The Blue Fox by Sjon (thoughts)
I’ve had a lot of fun in the past couple of years getting to know Scandivanian literature. The wonderful thing about being new to a reading genre or region is that there are so many excellent books to discover! The Blue Fox by Sjon has been on my radar ever since Claire’s post in 2009 (miss you Claire!). In fact, I even ILLed it, but sadly it arrived during a flare-up so I didn’t get to read it before having to return it. Tony’s more recent post inspired me to request it again, and this time I started it as soon I got home from the library!
It’s a slim novel, and it’s made even slimmer by a layout that sometimes has just a few sentences on a page, which makes it perfect for a quiet afternoon. The setting is a nineteenth century Icelandic winter, so along with a pot of tea and cozy blanket, this would be a lovely seasonal read. It’s difficult to talk about shorter books without giving too much away, but I will say that Sjon weaves Icelandic folklore and a bit of magical realism into a kind of puzzle plot. His writing style is evocative, and the landscapes rose up in front me as I read. I love a strong sense of place, and The Blue Fox definitely delivers. I also loved the fable quality.

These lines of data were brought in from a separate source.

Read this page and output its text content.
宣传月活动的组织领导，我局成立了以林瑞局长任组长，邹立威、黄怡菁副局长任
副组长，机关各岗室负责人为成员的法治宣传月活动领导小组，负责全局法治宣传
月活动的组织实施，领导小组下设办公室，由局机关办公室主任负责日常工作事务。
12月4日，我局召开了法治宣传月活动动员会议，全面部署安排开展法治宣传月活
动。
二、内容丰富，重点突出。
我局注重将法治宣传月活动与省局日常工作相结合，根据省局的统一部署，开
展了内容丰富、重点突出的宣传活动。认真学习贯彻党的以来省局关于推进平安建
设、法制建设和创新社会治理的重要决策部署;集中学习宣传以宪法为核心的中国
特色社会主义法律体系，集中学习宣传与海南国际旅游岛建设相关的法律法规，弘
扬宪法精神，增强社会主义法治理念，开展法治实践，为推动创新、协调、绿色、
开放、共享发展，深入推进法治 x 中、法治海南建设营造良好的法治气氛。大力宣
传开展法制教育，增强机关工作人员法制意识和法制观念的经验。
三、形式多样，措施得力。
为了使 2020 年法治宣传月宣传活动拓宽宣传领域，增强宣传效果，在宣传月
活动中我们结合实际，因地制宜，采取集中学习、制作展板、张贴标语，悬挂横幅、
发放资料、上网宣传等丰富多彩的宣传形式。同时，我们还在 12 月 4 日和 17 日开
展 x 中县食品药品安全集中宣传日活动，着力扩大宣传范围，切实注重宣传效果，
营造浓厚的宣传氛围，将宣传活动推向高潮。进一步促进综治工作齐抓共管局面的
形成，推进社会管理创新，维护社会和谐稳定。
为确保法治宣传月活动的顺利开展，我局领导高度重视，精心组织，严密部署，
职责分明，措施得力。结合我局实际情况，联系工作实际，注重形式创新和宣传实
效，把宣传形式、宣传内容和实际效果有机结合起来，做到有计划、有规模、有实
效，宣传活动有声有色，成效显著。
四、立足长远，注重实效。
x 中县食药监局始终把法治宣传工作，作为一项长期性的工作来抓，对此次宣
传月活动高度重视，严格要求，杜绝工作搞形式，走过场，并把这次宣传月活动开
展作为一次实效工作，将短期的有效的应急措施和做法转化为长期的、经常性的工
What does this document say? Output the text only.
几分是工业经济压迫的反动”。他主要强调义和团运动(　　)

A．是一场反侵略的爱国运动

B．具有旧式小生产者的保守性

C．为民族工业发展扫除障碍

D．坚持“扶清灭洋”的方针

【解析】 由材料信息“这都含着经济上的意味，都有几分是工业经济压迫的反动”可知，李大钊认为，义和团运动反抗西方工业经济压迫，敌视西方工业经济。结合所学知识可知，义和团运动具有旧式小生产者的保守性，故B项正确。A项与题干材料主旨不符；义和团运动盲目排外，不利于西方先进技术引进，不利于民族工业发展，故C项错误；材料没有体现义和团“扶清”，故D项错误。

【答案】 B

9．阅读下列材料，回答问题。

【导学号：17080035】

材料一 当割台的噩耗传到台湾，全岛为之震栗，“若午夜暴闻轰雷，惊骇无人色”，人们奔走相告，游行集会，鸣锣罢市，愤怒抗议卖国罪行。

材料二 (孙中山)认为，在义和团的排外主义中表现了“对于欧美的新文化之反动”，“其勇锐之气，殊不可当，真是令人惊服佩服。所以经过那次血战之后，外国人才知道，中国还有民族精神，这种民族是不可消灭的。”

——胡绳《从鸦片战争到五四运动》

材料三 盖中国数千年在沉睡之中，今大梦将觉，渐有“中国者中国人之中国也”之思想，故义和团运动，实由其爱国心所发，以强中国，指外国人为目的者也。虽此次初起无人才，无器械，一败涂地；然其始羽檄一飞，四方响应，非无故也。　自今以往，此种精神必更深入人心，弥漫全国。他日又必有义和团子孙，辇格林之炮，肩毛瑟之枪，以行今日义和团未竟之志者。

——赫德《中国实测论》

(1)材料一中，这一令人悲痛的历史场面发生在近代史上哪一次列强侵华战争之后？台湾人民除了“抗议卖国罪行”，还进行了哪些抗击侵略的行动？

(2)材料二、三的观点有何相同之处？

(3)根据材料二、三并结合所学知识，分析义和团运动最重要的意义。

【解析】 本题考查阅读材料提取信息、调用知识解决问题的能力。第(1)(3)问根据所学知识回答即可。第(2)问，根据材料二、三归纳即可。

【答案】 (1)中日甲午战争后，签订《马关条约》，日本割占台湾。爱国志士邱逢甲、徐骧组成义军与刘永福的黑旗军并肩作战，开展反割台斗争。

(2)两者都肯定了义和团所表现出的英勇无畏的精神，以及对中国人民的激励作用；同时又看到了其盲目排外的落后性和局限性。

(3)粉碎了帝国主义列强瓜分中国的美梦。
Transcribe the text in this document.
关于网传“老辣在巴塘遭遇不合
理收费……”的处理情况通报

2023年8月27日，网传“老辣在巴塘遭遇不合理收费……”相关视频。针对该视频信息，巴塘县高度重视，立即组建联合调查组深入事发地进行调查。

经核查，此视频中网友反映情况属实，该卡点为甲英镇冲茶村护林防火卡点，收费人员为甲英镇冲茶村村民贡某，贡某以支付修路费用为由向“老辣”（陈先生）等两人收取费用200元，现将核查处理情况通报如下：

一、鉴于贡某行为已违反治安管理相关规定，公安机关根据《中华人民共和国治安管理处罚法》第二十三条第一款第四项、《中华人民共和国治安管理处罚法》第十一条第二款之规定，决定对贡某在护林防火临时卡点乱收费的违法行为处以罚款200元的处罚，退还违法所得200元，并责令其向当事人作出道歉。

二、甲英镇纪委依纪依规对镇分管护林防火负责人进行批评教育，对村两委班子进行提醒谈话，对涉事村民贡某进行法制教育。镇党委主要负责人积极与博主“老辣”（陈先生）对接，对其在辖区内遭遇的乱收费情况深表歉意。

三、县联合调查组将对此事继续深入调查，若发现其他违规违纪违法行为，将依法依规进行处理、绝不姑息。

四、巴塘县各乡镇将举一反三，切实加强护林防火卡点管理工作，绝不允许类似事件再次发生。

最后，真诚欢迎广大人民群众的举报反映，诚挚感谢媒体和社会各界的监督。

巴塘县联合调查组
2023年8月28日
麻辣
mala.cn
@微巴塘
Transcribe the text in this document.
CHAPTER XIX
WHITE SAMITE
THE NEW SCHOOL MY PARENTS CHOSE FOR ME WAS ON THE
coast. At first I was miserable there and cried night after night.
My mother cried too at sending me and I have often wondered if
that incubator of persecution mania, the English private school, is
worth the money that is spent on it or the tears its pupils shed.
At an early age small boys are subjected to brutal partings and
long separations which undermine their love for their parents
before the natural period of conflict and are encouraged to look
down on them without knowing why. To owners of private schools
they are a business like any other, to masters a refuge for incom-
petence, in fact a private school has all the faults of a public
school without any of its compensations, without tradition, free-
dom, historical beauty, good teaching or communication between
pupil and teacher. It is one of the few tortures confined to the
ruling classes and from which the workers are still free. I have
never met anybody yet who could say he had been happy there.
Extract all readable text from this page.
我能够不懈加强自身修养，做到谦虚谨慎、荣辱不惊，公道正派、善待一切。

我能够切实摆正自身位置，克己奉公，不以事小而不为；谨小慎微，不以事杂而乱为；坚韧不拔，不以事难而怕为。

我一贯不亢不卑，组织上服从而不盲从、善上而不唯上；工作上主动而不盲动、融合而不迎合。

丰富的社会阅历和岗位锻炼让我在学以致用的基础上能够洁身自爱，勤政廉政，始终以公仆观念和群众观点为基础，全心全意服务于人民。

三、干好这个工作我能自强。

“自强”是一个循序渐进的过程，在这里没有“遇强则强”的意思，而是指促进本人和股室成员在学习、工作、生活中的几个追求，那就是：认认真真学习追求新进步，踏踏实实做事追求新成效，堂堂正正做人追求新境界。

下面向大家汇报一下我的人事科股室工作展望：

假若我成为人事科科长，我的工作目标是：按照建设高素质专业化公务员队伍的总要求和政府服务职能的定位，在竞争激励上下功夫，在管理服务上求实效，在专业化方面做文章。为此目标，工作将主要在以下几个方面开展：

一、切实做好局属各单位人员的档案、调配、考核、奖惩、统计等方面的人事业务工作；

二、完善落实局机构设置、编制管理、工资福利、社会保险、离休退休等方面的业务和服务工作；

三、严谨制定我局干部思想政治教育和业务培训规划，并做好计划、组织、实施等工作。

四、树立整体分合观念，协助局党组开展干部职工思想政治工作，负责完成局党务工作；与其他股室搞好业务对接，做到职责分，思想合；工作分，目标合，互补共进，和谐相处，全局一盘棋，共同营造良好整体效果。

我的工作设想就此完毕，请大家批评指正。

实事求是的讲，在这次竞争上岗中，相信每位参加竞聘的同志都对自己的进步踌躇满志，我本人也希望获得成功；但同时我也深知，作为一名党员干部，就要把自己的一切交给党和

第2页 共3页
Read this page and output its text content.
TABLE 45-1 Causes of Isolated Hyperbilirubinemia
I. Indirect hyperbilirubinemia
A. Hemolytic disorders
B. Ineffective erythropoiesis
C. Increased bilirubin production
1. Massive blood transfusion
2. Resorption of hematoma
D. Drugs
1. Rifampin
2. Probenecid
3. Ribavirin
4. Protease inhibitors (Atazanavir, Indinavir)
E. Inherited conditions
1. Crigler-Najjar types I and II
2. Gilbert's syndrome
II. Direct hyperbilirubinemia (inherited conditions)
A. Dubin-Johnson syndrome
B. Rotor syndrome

While I certainly enjoyed this book, I will say that for me it was a four star read instead of a five star for certain gender issues. This will be a vague spoiler, for those who don’t like to know anything, but I’m just a bit tired of authors who use the rape and sexual abuse of women/girls as a plot device, especially as a motive for male characters, when the book isn’t really about that. It seems unimaginative and a bit lazy. That being said, I will be reading more of Sjon in the future, just with my fingers crossed that the gender problems in The Blue Fox aren’t echoed in his other novels.